Presentation #407.02 in the session Illuminating the Formation Channels of Compact Binary with Gravitational Waves.

Published onMay 03, 2024
Methods and challenges for gravitational-wave population analyses

Nearly 100 gravitational-wave signals emitted by stellar-mass compact-binary coalescences were confidently detected by the LIGO-Virgo-KAGRA Collaboration during their first three observing runs. Since the beginning of the fourth run, dozens more candidates have been publicly released. This growing observational catalog has revealed new insights into the nature and properties of compact objects and their mergers, not only for individual sources but also their underlying population. Though improved statistical and astrophysical constraints are made possible, analyzing this increasingly informative dataset is not without significant challenges, as systematic biases due to theoretical and numerical mismodeling are already problematic and computational costs will only increase. In the context of Bayesian hierarchical modeling, I will explain how parametrized inference leads to such issues with a review of current methods in gravitational-wave data analysis, and point to some key examples - such as misestimation of selection effects and measurement of population-level correlations - that demonstrate the need for more robust approaches.
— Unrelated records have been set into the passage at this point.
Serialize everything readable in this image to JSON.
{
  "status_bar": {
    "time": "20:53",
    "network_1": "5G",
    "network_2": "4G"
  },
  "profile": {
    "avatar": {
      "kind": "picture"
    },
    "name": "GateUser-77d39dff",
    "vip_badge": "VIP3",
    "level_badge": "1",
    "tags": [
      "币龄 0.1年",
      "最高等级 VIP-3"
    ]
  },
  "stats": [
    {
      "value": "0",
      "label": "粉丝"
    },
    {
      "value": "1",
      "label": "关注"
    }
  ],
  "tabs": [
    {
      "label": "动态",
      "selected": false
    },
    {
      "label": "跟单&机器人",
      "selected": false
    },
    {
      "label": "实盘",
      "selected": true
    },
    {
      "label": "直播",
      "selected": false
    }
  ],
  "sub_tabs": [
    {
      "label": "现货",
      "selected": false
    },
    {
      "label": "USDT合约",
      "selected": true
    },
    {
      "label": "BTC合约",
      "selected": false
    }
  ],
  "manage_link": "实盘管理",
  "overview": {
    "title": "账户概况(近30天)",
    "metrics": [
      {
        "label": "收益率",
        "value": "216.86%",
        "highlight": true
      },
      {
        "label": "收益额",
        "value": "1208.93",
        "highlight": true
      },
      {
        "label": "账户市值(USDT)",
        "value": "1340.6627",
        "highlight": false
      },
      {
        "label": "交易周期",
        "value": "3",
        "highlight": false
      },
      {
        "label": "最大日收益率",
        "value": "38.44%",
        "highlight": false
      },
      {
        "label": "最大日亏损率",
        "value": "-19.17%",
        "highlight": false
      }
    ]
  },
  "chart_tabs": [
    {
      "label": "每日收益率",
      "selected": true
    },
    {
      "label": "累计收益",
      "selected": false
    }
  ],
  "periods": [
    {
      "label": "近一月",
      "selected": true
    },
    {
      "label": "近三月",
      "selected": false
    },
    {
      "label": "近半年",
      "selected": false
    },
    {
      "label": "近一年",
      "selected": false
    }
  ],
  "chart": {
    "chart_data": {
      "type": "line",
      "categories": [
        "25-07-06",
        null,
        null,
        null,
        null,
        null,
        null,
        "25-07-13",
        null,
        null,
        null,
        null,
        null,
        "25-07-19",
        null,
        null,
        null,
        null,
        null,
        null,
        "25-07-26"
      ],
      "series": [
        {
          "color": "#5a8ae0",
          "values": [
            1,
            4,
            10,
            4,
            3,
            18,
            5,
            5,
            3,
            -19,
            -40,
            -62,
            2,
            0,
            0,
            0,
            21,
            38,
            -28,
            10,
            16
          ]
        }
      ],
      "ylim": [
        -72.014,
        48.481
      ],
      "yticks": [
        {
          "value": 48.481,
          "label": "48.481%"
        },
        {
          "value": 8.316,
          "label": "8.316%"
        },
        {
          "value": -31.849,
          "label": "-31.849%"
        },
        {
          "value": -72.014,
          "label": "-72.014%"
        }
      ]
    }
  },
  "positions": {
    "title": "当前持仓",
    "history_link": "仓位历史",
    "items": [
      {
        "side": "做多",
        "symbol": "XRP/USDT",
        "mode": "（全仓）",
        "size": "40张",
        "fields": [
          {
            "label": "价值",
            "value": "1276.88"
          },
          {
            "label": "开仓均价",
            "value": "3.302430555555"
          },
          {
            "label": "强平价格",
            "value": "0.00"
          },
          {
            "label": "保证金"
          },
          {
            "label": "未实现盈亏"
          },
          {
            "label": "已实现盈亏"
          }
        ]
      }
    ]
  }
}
Recent promising developments include weakly parametric models that are very flexible on one end of the spectrum and simulation-based inferences that directly constrain physical parameters on the other, as well as likelihood-free methods that remove limiting assumptions from probabilistic models. Looking to the near future, proper characterization of the population of gravitational-wave sources will be crucial to probe their origins and place reliable constraints on the astrophysics of compact-binary formation.